What is the time difference of arrival technique for emitter geolocation?
TDOA Geolocation
TDOA is one of the most accurate passive geolocation techniques, widely used in military SIGINT systems and commercial applications (cellular E911 location).
Frequently Asked Questions
How many receivers do I need?
Minimum: 3 receivers for 2D geolocation (two TDOA measurements give two hyperbolas, which intersect at the emitter location). 4 receivers for 3D geolocation (adding altitude estimation). More receivers (5+) provide overdetermined solutions, improving accuracy through least-squares fitting and providing robustness against individual receiver failures.

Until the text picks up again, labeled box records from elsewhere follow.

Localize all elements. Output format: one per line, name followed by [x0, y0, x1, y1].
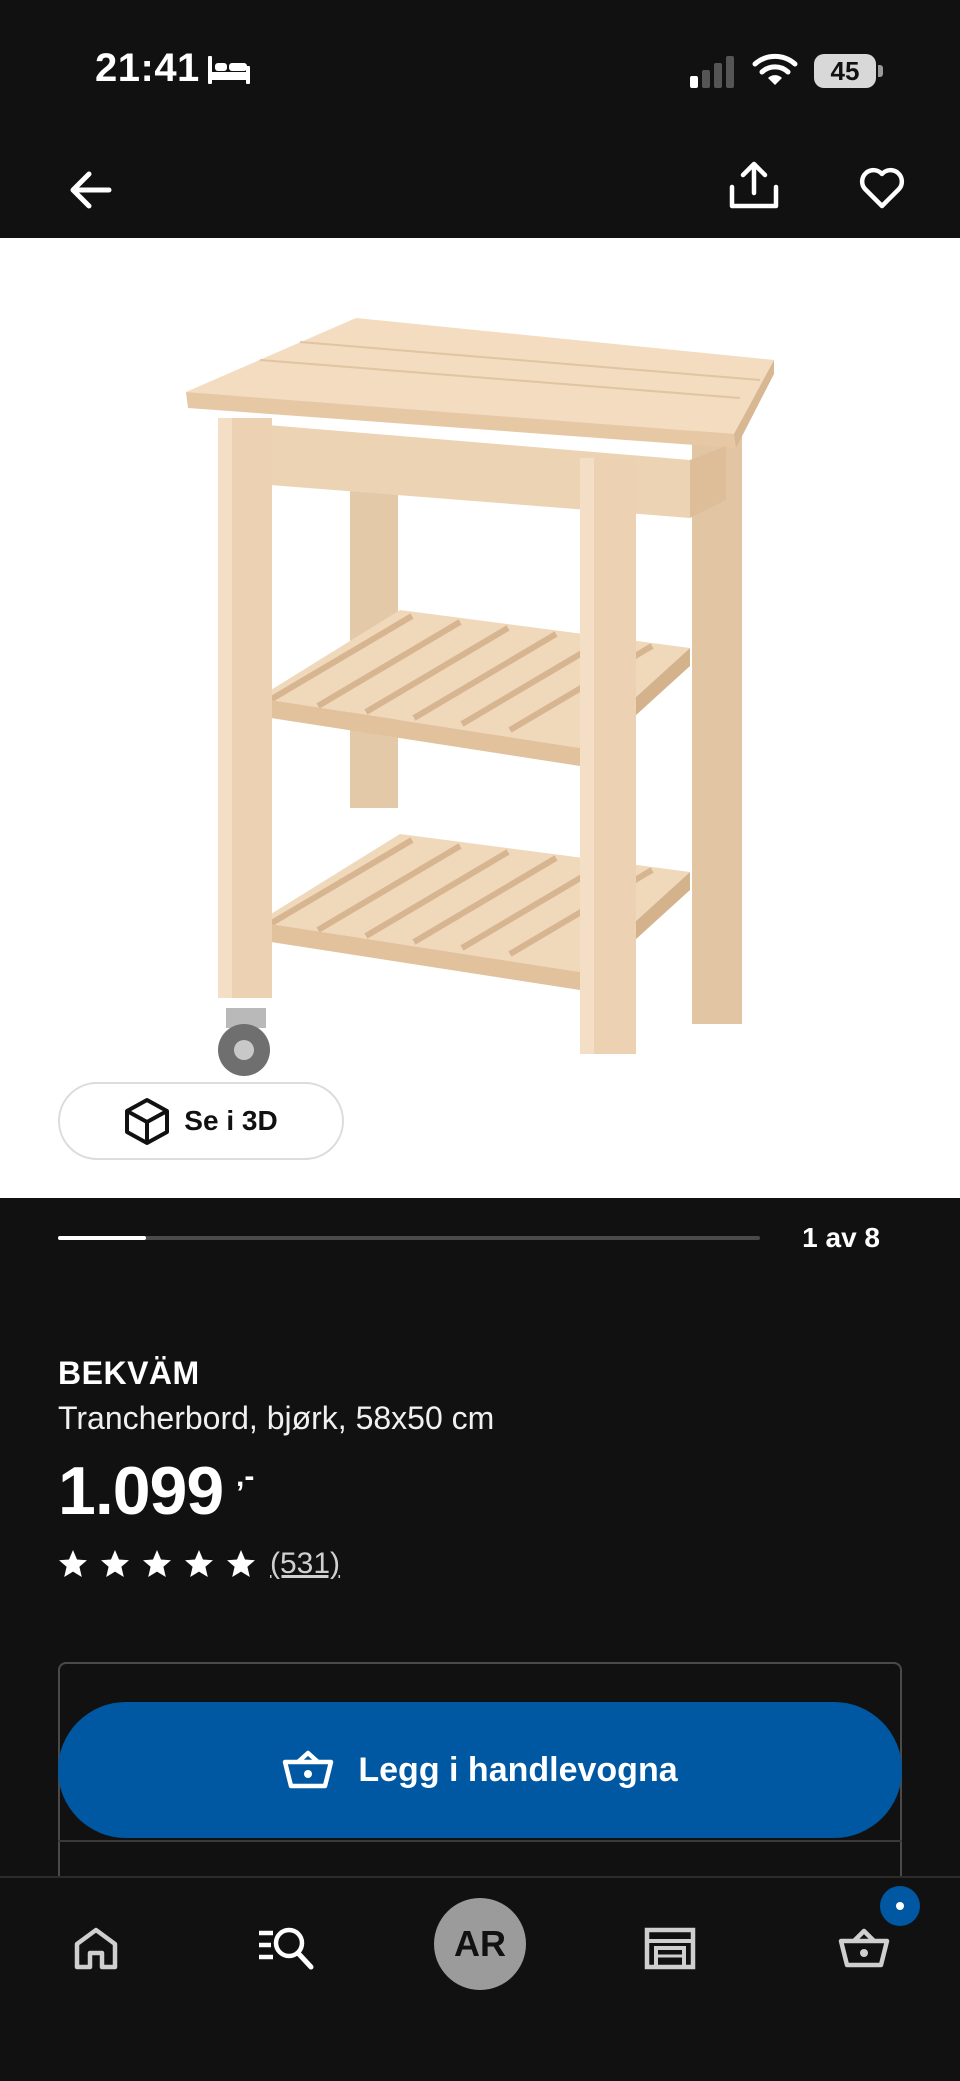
- view-in-3d-button[interactable]: Se i 3D: [58, 1082, 344, 1160]
- rating-stars: [58, 1549, 256, 1579]
- product-brand: BEKVÄM: [58, 1355, 200, 1391]
- bed-icon: [208, 56, 250, 84]
- star-icon: [101, 1550, 129, 1577]
- store-icon: [644, 1927, 696, 1970]
- cart-icon: [838, 1928, 890, 1968]
- review-count-link[interactable]: (531): [270, 1547, 340, 1581]
- tab-store[interactable]: [630, 1908, 710, 1988]
- basket-icon: [283, 1750, 334, 1789]
- favourite-button[interactable]: [850, 156, 914, 220]
- add-to-cart-label: Legg i handlevogna: [358, 1750, 678, 1789]
- divider: [58, 1840, 902, 1842]
- tab-ar[interactable]: AR: [434, 1898, 526, 1990]
- star-icon: [143, 1550, 171, 1577]
- add-to-cart-button[interactable]: Legg i handlevogna: [58, 1702, 902, 1838]
- product-rating[interactable]: (531): [58, 1544, 340, 1584]
- search-icon: [259, 1927, 314, 1970]
- star-icon: [59, 1550, 87, 1577]
- share-icon: [729, 161, 779, 209]
- gallery-progress-bar: [58, 1236, 760, 1240]
- share-button[interactable]: [724, 152, 784, 218]
- gallery-progress-fill: [58, 1236, 146, 1240]
- star-icon: [227, 1550, 255, 1577]
- view-in-3d-label: Se i 3D: [184, 1105, 278, 1136]
- ar-label: AR: [454, 1923, 506, 1964]
- bottom-tab-bar: AR: [0, 1876, 960, 2081]
- product-image-gallery[interactable]: Se i 3D: [0, 238, 960, 1198]
- back-arrow-icon: [70, 171, 112, 209]
- gallery-counter: 1 av 8: [802, 1222, 880, 1253]
- battery-level: 45: [830, 56, 860, 86]
- price-suffix: ,-: [236, 1460, 255, 1493]
- cube-icon: [125, 1098, 170, 1145]
- tab-home[interactable]: [56, 1908, 136, 1988]
- star-icon: [185, 1550, 213, 1577]
- cart-badge: [880, 1886, 920, 1926]
- nav-header: [0, 140, 960, 238]
- battery-icon: 45: [814, 54, 884, 88]
- product-description: Trancherbord, bjørk, 58x50 cm: [58, 1400, 495, 1436]
- back-button[interactable]: [60, 160, 120, 220]
- product-price: 1.099: [58, 1453, 224, 1529]
- signal-icon: [690, 56, 734, 88]
- home-icon: [74, 1927, 118, 1970]
- status-bar: 21:41 45: [0, 0, 960, 140]
- tab-search[interactable]: [246, 1908, 326, 1988]
- product-image: [186, 318, 774, 1076]
- heart-icon: [859, 167, 905, 209]
- status-time: 21:41: [95, 46, 200, 90]
- wifi-icon: [752, 53, 798, 85]
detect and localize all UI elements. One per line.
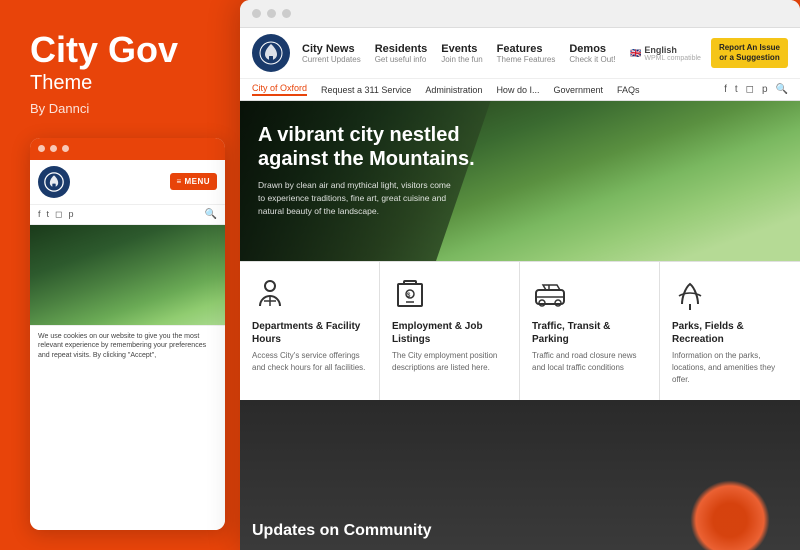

Does TDOA work with any signal type?
Yes, TDOA works with any signal as long as the same signal is received at all stations: CW (narrowband): very poor TDOA accuracy (the correlation peak is broad). Modulated signals (digital, pulsed radar): accuracy depends on the signal bandwidth. Wideband spread spectrum: excellent accuracy (the wide bandwidth provides a sharp correlation peak). Noise-like signals: work well (the cross-correlation can extract the TDOA even from noise-like signals, provided sufficient SNR).
What is FDOA?
FDOA (Frequency Difference of Arrival): measures the differential Doppler shift between two moving receivers (e.g., two satellites or two aircraft). The frequency difference depends on the emitter position relative to the receiver velocity vectors. FDOA provides a hyperbolic constraint (similar to TDOA). Combined TDOA/FDOA: a single pair of moving receivers can geolocate an emitter using both TDOA and FDOA measurements simultaneously. This is the basis of satellite-based SIGINT (using pairs of satellites in orbit).